Municipal Corporation of Gurgaon was formed last year to coordinate the functioning of Millennium City’s many civic agencies. Thanks to the multiplicity of authorities, residents here had a tough time getting the smallest of their problems solved.
But more than a year since it came into existence, MCG has belied all hopes. The Corporation has not taken up any new civic projects. It has also failed to get the other players, such as Haryana Urban Development Authority (HUDA) and the private developers to fall in line.
For the last six years, the staff of corporate houses located along Sahraul Road in Sector 18 has been running from one civic agency to another for getting this 2-km road repaired.
When MCG was formed, it was hoped that the road would be repaired soon. However, nothing has moved on the ground.
Till April this year, none of the civic agencies — HUDA, Haryana State Infrastructure and Industrial Development Corporation (HSIIDC) or Public Works Department (PWD) — were ready to own responsibility.
HT had highlighted the poor state of this important road in April. The state’s finance minister and other senior government functionaries had taken note of the problem at the time. It was decided to transfer the road to HUDA. Yet, nothing changed.
MCG was formed by upgrading the then Municipal Council of Gurgaon, and increasing its jurisdiction from 16.7 sq km to 164 sq km, thus bringing private townships, HUDA sectors and 34 villages under its purview. The Panchayat system was dismantled through a notification and funds amounting to Rs 450 crore, meant for the panchayats, were handed over to MCG.
But MCG has disappointed by not taking up any civic projects during the last one year.

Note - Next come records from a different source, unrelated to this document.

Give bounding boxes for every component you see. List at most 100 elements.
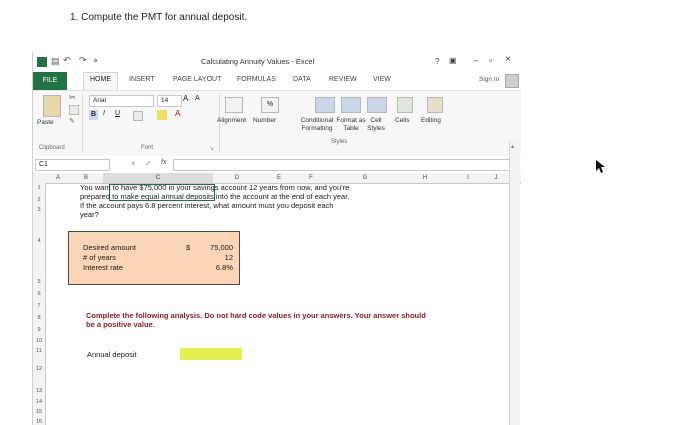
ribbon-tabs: FILE HOME INSERT PAGE LAYOUT FORMULAS DA… — [33, 72, 521, 92]
styles-group-label: Styles — [331, 139, 348, 145]
row-header[interactable]: 2 — [33, 197, 45, 203]
column-header[interactable]: D — [217, 173, 257, 183]
column-header[interactable]: C — [103, 173, 213, 183]
cell-styles-icon[interactable] — [367, 97, 387, 113]
save-icon[interactable]: ▤ — [51, 56, 60, 67]
window-title: Calculating Annuity Values - Excel — [201, 57, 315, 66]
cancel-icon[interactable]: × — [131, 159, 136, 168]
row-header[interactable]: 16 — [33, 419, 45, 425]
tab-page-layout[interactable]: PAGE LAYOUT — [173, 76, 221, 83]
annual-deposit-cell[interactable] — [180, 348, 242, 360]
fill-color-icon[interactable] — [157, 110, 167, 120]
column-header[interactable]: F — [291, 173, 331, 183]
font-name-select[interactable]: Arial — [89, 95, 154, 107]
function-icon[interactable]: fx — [161, 159, 166, 166]
format-as-table-icon[interactable] — [341, 97, 361, 113]
row-header[interactable]: 5 — [33, 279, 45, 285]
format-painter-icon[interactable]: ✎ — [69, 117, 75, 125]
column-header[interactable]: J — [481, 173, 511, 183]
ribbon-display-icon[interactable]: ▣ — [449, 56, 457, 65]
borders-icon[interactable] — [133, 111, 143, 121]
shrink-font-button[interactable]: A — [195, 95, 200, 102]
font-size-select[interactable]: 14 — [157, 95, 182, 107]
cell-styles-button[interactable]: Cell Styles — [361, 117, 391, 133]
underline-button[interactable]: U — [115, 110, 120, 117]
minimize-icon[interactable]: – — [473, 55, 478, 65]
row-header[interactable]: 14 — [33, 399, 45, 405]
name-box[interactable]: C1 — [35, 159, 110, 171]
row-header[interactable]: 11 — [33, 348, 45, 354]
scroll-up-icon[interactable]: ▴ — [511, 143, 514, 150]
undo-icon[interactable]: ↶ — [63, 55, 71, 66]
tab-insert[interactable]: INSERT — [129, 76, 155, 83]
input-label: Interest rate — [83, 263, 124, 272]
conditional-formatting-icon[interactable] — [315, 97, 335, 113]
editing-button[interactable]: Editing — [421, 117, 441, 125]
editing-icon[interactable] — [427, 97, 443, 113]
bold-button[interactable]: B — [89, 110, 98, 120]
tab-review[interactable]: REVIEW — [329, 76, 357, 83]
column-header[interactable]: A — [45, 173, 71, 183]
tab-view[interactable]: VIEW — [373, 76, 391, 83]
font-dialog-launcher-icon[interactable]: ↘ — [209, 145, 214, 152]
cut-icon[interactable]: ✂ — [69, 93, 76, 102]
currency-symbol: $ — [186, 243, 191, 252]
input-value[interactable]: 6.8% — [216, 263, 233, 272]
row-header[interactable]: 10 — [33, 338, 45, 344]
row-header[interactable]: 9 — [33, 327, 45, 333]
row-headers: 1 2 3 4 5 6 7 8 9 10 11 12 13 14 15 16 — [33, 183, 46, 425]
help-icon[interactable]: ? — [435, 57, 439, 66]
close-icon[interactable]: × — [505, 54, 511, 65]
row-header[interactable]: 7 — [33, 303, 45, 309]
tab-formulas[interactable]: FORMULAS — [237, 76, 276, 83]
clipboard-group-label: Clipboard — [39, 145, 65, 151]
output-label: Annual deposit — [87, 350, 137, 359]
mouse-cursor-icon — [596, 160, 605, 173]
row-header[interactable]: 3 — [33, 207, 45, 213]
paste-button[interactable]: Paste — [37, 119, 54, 127]
column-header[interactable]: H — [405, 173, 445, 183]
font-group-label: Font — [141, 145, 154, 151]
column-header[interactable]: I — [453, 173, 483, 183]
alignment-button[interactable]: Alignment — [217, 117, 246, 125]
input-value[interactable]: 12 — [225, 253, 233, 262]
alignment-icon[interactable] — [225, 97, 243, 113]
group-divider — [82, 93, 83, 153]
problem-text: You want to have $75,000 in your savings… — [80, 183, 350, 219]
row-header[interactable]: 1 — [33, 185, 45, 191]
row-header[interactable]: 8 — [33, 315, 45, 321]
italic-button[interactable]: I — [103, 110, 105, 117]
avatar-icon[interactable] — [505, 74, 519, 88]
input-label: # of years — [83, 253, 116, 262]
sign-in-link[interactable]: Sign In — [479, 76, 499, 83]
row-header[interactable]: 13 — [33, 388, 45, 394]
paste-icon[interactable] — [43, 95, 61, 117]
vertical-scrollbar[interactable]: ▴ — [509, 141, 520, 425]
column-header[interactable]: G — [345, 173, 385, 183]
grow-font-button[interactable]: A — [183, 94, 188, 103]
tab-file[interactable]: FILE — [33, 72, 67, 90]
column-header[interactable]: B — [73, 173, 99, 183]
title-bar: ▤ ↶ ↷ ⋄ Calculating Annuity Values - Exc… — [33, 52, 521, 72]
row-header[interactable]: 15 — [33, 409, 45, 415]
ribbon: Paste ✂ ✎ Clipboard Arial 14 A A B I U A… — [33, 90, 521, 158]
customize-qat-icon[interactable]: ⋄ — [93, 56, 98, 65]
font-color-button[interactable]: A — [175, 109, 180, 118]
row-header[interactable]: 12 — [33, 366, 45, 372]
row-header[interactable]: 6 — [33, 291, 45, 297]
formula-bar: C1 × ✓ fx — [33, 156, 521, 174]
maximize-icon[interactable]: ▫ — [489, 55, 492, 65]
question-text: 1. Compute the PMT for annual deposit. — [70, 12, 248, 23]
row-header[interactable]: 4 — [33, 238, 45, 244]
tab-data[interactable]: DATA — [293, 76, 311, 83]
formula-input[interactable] — [173, 159, 511, 171]
redo-icon[interactable]: ↷ — [79, 55, 87, 66]
cells-icon[interactable] — [397, 97, 413, 113]
copy-icon[interactable] — [69, 105, 79, 115]
cells-button[interactable]: Cells — [395, 117, 409, 125]
enter-icon[interactable]: ✓ — [145, 159, 152, 168]
input-value[interactable]: 75,000 — [210, 243, 233, 252]
percent-icon[interactable]: % — [261, 97, 279, 113]
tab-home[interactable]: HOME — [83, 72, 118, 92]
number-button[interactable]: Number — [253, 117, 276, 125]
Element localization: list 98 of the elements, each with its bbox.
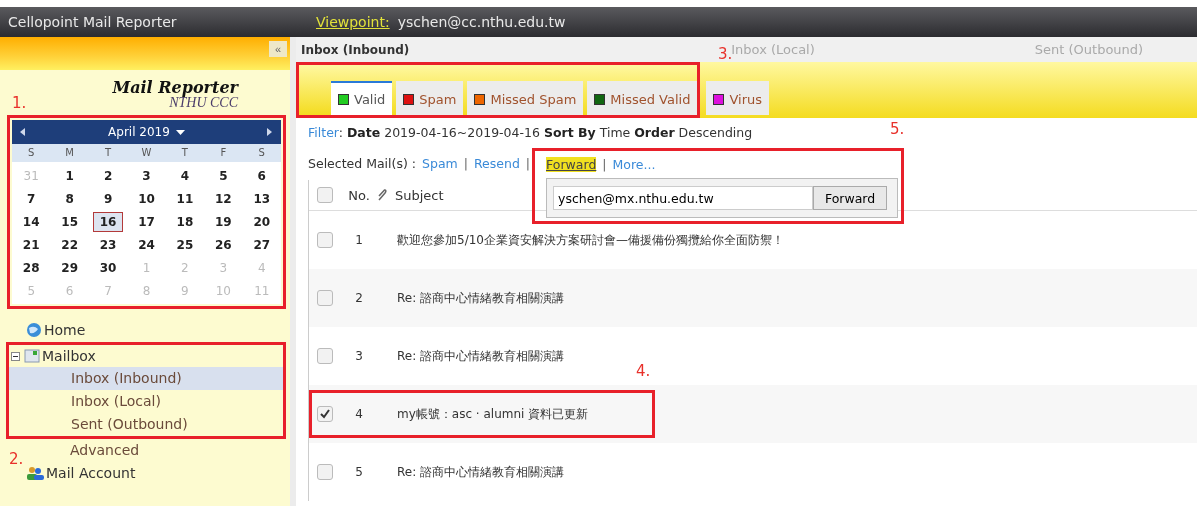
calendar-day[interactable]: 28 — [16, 258, 47, 278]
calendar-day[interactable]: 20 — [246, 212, 277, 232]
calendar-day[interactable]: 5 — [208, 166, 239, 186]
viewpoint-user: yschen@cc.nthu.edu.tw — [397, 14, 566, 30]
tree-toggle-icon[interactable] — [11, 351, 20, 361]
calendar-day[interactable]: 18 — [169, 212, 201, 232]
row-checkbox[interactable] — [317, 232, 333, 248]
column-header: Subject — [395, 187, 444, 203]
calendar-day[interactable]: 12 — [208, 189, 239, 209]
action-link[interactable]: More... — [612, 157, 656, 172]
calendar-day[interactable]: 26 — [208, 235, 239, 255]
select-all-checkbox[interactable] — [317, 187, 333, 203]
row-checkbox[interactable] — [317, 464, 333, 480]
row-checkbox[interactable] — [317, 290, 333, 306]
logo-title: Mail Reporter — [112, 78, 238, 97]
separator: | — [602, 157, 607, 172]
globe-icon — [26, 322, 42, 338]
calendar-day[interactable]: 24 — [131, 235, 162, 255]
page-title: Inbox (Inbound) — [301, 42, 410, 57]
calendar-day[interactable]: 25 — [169, 235, 201, 255]
forward-button[interactable]: Forward — [813, 186, 888, 210]
mailbox-icon — [24, 349, 40, 363]
filter-summary: : Date 2019-04-16~2019-04-16 Sort By Time Order Descending — [338, 125, 753, 140]
column-header: No. — [347, 187, 371, 203]
nav-item[interactable]: Mail Account — [46, 465, 136, 481]
row-checkbox[interactable] — [317, 406, 333, 422]
calendar-day[interactable]: 11 — [169, 189, 201, 209]
annotation-number: 4. — [636, 362, 651, 380]
filter-link[interactable]: Filter — [308, 125, 339, 140]
calendar-day[interactable]: 23 — [92, 235, 124, 255]
row-number: 2 — [354, 291, 364, 305]
calendar-day[interactable]: 3 — [131, 166, 162, 186]
viewpoint-link[interactable]: Viewpoint: — [316, 14, 390, 30]
calendar-day[interactable]: 21 — [16, 235, 47, 255]
mail-subject[interactable]: Re: 諮商中心情緒教育相關演講 — [397, 347, 565, 365]
row-checkbox[interactable] — [317, 348, 333, 364]
calendar-day[interactable]: 15 — [54, 212, 85, 232]
mail-subject[interactable]: 歡迎您參加5/10企業資安解決方案研討會—備援備份獨攬給你全面防禦！ — [397, 231, 784, 249]
calendar-day[interactable]: 6 — [246, 166, 277, 186]
tab[interactable]: Missed Valid — [587, 81, 698, 115]
collapse-button[interactable]: « — [269, 41, 287, 57]
annotation-number: 3. — [718, 45, 733, 63]
nav-subitem[interactable]: Sent (Outbound) — [9, 413, 283, 436]
calendar-day[interactable]: 2 — [92, 166, 124, 186]
tab[interactable]: Virus — [706, 81, 770, 115]
paperclip-icon — [377, 189, 387, 201]
forward-address-field[interactable]: yschen@mx.nthu.edu.tw — [553, 186, 814, 210]
calendar-day[interactable]: 27 — [246, 235, 277, 255]
calendar-day[interactable]: 14 — [16, 212, 47, 232]
row-number: 3 — [354, 349, 364, 363]
calendar-day[interactable]: 30 — [92, 258, 124, 278]
users-icon — [26, 466, 44, 480]
nav-item[interactable]: Mailbox — [42, 348, 96, 364]
nav-subitem[interactable]: Inbox (Local) — [9, 390, 283, 413]
calendar-day[interactable]: 19 — [208, 212, 239, 232]
row-number: 1 — [354, 233, 364, 247]
weekday-label: F — [219, 146, 228, 160]
mail-subject[interactable]: Re: 諮商中心情緒教育相關演講 — [397, 289, 565, 307]
calendar-day[interactable]: 16 — [92, 212, 124, 232]
weekday-label: T — [104, 146, 113, 160]
calendar-day[interactable]: 29 — [54, 258, 85, 278]
app-title: Cellopoint Mail Reporter — [8, 14, 178, 30]
nav-subitem[interactable]: Advanced — [70, 439, 140, 462]
weekday-label: S — [257, 146, 266, 160]
calendar-day[interactable]: 1 — [54, 166, 85, 186]
mail-subject[interactable]: my帳號：asc · alumni 資料已更新 — [397, 405, 589, 423]
annotation-number: 5. — [890, 120, 905, 138]
actions-label: Selected Mail(s) : — [308, 156, 416, 171]
weekday-label: W — [140, 146, 153, 160]
calendar-day[interactable]: 9 — [92, 189, 124, 209]
separator: | — [463, 156, 468, 171]
calendar-day[interactable]: 7 — [16, 189, 47, 209]
calendar-day[interactable]: 17 — [131, 212, 162, 232]
calendar-day[interactable]: 4 — [169, 166, 201, 186]
weekday-label: M — [64, 146, 75, 160]
row-number: 5 — [354, 465, 364, 479]
previous-month-button[interactable] — [18, 126, 28, 138]
weekday-label: T — [180, 146, 189, 160]
separator: | — [525, 156, 531, 171]
calendar-day[interactable]: 22 — [54, 235, 85, 255]
calendar-day[interactable]: 13 — [246, 189, 277, 209]
mail-subject[interactable]: Re: 諮商中心情緒教育相關演講 — [397, 463, 565, 481]
calendar-day[interactable]: 8 — [54, 189, 85, 209]
weekday-label: S — [27, 146, 36, 160]
annotation-number: 2. — [9, 450, 24, 468]
nav-subitem[interactable]: Inbox (Inbound) — [9, 367, 283, 390]
action-link[interactable]: Spam — [422, 156, 458, 171]
action-link[interactable]: Forward — [546, 157, 597, 172]
logo-subtitle: NTHU CCC — [169, 95, 238, 111]
nav-item[interactable]: Home — [44, 322, 86, 338]
tab[interactable]: Valid — [331, 81, 393, 115]
action-link[interactable]: Resend — [473, 156, 520, 171]
calendar-day[interactable]: 10 — [131, 189, 162, 209]
caret-icon — [175, 129, 185, 135]
row-number: 4 — [354, 407, 364, 421]
tab[interactable]: Spam — [396, 81, 464, 115]
tab[interactable]: Missed Spam — [467, 81, 584, 115]
annotation-number: 1. — [12, 94, 27, 112]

It has not released a single water connection so far, as the service remains in the domain of the public health department in old Gurgaon, while HUDA is responsible for its own sectors as well as the private colonies.
All the road repair projects have been confined to the old municipal area while New Gurgaon is still in the hands of HUDA.
To date, residents of privately development townships do not know which government agency or officials to approach in case of a power or water supply breakdown.
They call up either the maintenance agency office set up by their private developers or HUDA, although the latter is only responsible for the sectors developed by it.
RS Rathee, president of DLF Qutub Enclave residents’ welfare association, said, “There is no 24x7 control room for civic needs. If the road outside the swank residential enclaves sinks at 9 pm, the residents have to wait for the concerned agency’s office to open the next morning. There is a strong builder lobby against the formation and functioning of MCG.”